Como lo comenté en mi anterior publicación llegué a Valencia una madrugada de enero. De la estación de autobús tuve que buscar el autobús que me llevase a uno de los deprimidos pueblos a las afueras de la ciudad. Ahí residía Silvia Montano y un grupo de estudiantes universitarios salvadoreños que habían venido mediante una beca. Era un grupo de estudiantes de la UCA y de la UES. El programa de becas lo auspició un proyecto que murió hace uno o dos años, victima de la crisis causada por los excesos sector financiero.
Edificio Expo Hotel, muy cerca de la estación de autobuses de Valencia.
No sé como fui capaz de llegar a ese barrio, víctima de la marginación y el estigma. Parte de la estancia de los salvadoreños incluía el trabajo voluntario. Así pues, durante algunos días, a su vuelta de la ciudad, después de realizar prácticas empresariales en Bancaja y estudiar algunas clases en la universidad, tenían que impartir algunos cursos a la gente del barrio La Coma: símbolo aún del trapicheo.

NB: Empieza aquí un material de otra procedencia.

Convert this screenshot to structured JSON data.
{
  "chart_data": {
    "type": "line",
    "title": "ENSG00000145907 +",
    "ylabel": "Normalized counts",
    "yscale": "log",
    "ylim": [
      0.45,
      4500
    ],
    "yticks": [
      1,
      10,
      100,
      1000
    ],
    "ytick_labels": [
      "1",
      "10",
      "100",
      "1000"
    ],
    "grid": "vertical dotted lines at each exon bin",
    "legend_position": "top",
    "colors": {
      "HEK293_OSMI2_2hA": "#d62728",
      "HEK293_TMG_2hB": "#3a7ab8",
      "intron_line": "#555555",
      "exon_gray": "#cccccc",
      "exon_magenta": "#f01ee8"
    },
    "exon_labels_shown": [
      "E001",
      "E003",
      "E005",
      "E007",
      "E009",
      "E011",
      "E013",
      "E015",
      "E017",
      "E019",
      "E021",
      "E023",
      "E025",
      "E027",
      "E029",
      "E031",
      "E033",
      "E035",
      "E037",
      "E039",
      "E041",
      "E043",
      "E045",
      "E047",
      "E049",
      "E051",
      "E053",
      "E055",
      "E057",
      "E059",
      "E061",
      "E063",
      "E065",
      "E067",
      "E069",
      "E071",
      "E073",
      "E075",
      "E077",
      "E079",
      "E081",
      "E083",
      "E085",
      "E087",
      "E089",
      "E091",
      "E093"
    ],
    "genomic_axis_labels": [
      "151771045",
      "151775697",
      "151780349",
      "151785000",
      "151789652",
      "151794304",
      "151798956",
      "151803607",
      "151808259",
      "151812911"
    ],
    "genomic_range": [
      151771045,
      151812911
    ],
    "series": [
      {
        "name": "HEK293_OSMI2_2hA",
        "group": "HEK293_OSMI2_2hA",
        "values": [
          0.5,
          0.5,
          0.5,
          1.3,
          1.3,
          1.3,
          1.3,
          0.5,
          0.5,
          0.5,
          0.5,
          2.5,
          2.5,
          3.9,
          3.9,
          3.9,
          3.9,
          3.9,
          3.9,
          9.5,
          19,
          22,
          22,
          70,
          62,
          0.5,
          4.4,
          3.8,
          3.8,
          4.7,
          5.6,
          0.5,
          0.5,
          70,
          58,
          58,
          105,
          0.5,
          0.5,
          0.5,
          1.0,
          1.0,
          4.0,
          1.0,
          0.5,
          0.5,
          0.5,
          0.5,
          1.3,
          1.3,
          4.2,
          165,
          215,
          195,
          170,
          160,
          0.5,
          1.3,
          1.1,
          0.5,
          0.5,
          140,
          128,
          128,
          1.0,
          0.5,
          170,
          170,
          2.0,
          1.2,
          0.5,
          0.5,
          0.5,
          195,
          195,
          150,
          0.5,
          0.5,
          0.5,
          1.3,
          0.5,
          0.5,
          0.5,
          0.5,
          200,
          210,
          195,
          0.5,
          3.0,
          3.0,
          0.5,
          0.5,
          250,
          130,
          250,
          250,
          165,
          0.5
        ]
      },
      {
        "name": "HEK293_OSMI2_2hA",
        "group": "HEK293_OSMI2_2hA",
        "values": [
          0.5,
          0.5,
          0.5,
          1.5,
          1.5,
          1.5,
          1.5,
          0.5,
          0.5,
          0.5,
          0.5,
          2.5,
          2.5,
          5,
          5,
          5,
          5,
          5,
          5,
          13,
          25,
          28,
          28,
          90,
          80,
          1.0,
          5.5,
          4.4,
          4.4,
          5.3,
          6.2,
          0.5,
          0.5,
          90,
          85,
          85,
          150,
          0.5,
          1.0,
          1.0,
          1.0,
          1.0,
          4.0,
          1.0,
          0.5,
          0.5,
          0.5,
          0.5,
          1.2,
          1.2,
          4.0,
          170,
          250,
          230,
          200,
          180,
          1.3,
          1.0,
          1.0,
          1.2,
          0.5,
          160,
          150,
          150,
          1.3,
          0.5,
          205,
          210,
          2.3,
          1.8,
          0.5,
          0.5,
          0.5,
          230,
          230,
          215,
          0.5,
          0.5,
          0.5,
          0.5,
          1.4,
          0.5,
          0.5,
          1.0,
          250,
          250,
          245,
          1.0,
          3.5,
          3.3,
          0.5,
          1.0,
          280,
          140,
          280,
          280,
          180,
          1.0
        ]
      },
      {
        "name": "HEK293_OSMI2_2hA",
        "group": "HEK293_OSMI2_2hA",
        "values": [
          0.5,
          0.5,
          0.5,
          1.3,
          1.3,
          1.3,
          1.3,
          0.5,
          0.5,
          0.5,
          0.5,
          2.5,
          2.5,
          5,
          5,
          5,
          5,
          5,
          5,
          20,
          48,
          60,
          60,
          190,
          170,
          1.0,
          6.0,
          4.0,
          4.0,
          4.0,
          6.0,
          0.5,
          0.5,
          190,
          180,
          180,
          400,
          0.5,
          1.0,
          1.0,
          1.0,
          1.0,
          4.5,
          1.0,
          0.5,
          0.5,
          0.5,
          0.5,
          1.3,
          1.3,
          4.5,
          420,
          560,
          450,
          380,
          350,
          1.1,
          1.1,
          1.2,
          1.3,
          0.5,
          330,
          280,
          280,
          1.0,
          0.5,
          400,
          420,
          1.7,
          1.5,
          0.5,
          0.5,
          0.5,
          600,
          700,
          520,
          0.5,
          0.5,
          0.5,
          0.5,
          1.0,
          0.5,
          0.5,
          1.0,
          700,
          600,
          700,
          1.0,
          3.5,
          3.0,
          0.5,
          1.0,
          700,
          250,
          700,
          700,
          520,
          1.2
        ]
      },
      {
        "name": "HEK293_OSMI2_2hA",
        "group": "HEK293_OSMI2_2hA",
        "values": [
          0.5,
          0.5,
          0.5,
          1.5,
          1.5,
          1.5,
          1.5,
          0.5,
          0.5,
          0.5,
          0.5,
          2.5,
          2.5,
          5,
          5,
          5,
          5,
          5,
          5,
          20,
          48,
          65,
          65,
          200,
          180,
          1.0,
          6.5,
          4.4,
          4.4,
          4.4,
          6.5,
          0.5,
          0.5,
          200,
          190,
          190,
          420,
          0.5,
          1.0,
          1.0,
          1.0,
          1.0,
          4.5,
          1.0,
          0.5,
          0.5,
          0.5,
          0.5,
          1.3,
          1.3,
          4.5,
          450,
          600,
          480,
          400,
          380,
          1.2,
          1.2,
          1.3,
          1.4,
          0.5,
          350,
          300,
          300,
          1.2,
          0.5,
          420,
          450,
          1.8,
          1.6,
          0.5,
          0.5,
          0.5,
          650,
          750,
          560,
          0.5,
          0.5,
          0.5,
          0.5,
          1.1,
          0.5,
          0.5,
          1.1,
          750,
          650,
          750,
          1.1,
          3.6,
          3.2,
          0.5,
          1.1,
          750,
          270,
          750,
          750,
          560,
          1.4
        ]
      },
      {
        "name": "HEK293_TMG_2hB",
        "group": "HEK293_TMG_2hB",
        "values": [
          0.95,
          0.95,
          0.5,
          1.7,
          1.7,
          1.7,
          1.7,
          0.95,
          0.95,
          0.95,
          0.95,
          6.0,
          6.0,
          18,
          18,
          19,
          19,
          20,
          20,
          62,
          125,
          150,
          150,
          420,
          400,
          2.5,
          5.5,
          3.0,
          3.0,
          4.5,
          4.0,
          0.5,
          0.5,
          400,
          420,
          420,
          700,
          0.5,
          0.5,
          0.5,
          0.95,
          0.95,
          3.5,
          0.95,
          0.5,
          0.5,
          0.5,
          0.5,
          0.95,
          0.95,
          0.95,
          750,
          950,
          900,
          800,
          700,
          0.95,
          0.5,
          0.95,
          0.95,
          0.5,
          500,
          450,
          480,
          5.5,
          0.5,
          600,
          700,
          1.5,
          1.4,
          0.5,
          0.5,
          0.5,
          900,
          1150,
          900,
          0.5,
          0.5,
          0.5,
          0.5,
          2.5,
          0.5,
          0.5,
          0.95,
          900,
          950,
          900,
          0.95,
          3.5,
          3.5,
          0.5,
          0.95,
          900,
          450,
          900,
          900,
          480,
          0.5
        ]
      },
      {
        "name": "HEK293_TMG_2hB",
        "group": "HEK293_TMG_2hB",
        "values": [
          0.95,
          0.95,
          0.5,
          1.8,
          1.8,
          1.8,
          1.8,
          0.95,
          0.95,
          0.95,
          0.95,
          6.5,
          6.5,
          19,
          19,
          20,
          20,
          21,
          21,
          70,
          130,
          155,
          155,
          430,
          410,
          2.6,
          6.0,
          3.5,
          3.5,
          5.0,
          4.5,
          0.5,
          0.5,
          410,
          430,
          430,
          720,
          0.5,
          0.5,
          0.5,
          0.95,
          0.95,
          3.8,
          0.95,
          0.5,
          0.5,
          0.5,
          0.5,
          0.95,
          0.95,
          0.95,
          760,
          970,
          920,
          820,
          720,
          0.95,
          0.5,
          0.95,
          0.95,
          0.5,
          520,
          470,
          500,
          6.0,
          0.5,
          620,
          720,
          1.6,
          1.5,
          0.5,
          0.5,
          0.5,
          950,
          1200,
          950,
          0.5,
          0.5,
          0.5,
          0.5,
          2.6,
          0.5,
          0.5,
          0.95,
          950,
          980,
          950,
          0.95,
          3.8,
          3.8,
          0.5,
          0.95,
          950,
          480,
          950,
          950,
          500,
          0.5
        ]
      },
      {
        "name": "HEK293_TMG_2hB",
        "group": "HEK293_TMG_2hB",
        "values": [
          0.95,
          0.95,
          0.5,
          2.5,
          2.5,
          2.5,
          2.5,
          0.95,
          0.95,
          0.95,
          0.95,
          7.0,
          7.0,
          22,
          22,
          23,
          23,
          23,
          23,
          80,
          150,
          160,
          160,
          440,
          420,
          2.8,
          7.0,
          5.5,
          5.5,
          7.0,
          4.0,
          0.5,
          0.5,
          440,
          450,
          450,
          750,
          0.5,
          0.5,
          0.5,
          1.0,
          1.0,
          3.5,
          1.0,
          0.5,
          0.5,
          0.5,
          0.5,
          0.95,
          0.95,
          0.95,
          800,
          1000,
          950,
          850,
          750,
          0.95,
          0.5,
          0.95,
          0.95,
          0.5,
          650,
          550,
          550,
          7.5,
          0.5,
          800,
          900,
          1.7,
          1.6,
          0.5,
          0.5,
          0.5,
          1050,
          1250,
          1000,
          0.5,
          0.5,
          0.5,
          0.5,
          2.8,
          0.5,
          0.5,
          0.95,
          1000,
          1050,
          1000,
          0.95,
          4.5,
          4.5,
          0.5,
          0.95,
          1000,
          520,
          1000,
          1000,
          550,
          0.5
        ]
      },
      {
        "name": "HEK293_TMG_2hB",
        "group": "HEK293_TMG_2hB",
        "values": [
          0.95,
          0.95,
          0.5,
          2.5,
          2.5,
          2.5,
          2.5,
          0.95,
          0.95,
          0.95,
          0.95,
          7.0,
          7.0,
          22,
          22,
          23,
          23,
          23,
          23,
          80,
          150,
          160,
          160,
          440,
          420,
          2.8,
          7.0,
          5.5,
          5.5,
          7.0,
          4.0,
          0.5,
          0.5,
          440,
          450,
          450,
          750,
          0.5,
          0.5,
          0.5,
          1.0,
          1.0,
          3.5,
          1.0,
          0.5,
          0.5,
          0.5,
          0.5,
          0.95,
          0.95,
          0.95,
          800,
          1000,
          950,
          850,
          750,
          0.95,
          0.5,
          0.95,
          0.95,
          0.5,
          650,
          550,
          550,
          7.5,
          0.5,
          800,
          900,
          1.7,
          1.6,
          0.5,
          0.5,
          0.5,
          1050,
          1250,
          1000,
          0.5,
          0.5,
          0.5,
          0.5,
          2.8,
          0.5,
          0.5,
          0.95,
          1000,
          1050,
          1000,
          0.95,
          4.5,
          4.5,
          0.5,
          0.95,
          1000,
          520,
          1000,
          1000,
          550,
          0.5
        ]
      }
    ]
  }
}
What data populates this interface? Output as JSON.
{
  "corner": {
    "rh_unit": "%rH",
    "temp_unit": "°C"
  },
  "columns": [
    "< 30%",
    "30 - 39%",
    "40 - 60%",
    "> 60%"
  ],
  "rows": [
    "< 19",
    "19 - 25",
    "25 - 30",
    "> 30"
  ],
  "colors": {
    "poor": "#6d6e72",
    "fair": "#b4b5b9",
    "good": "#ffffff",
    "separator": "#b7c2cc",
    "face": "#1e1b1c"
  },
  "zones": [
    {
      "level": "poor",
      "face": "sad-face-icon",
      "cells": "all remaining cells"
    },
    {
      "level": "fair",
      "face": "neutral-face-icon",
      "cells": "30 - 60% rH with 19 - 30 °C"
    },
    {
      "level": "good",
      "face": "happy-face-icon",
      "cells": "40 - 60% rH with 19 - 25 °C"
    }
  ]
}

Al bajarme del autobús que me trajo al barrio como pude me dirigí al edificio donde se hospedaban los becarios. Cuando vi a Silvia me alegré mucho. Sin embargo, ella y sus colegas estaban ya muy compenetrados en su rutina diaria. Apenas, si recuerdo, me dio unas indicaciones de qué hacer para comer, dónde dejar mis cosas y de señalarme a alguna persona que pudiese ayudarme. Me quedé con la sensación de abandono. Pero aquello no podía ser de otra manera, el programa de becas demandaba mucho de nuestros colegas. Ellos eran la segunda promoción de aquél programa. Y los organizadores aún no se habían dado cuenta de lo difícil que era para los becarios realizar todos esos desplazamientos entre La Coma y la Ciudad de Valencia.
Y así empecé a descubrir esta ciudad. De aquellos años a esta parte, mucho ha cambiado. Las inversiones en infraestructura han sido tremendas y así también la carga económica que pesa sobre los valencianos.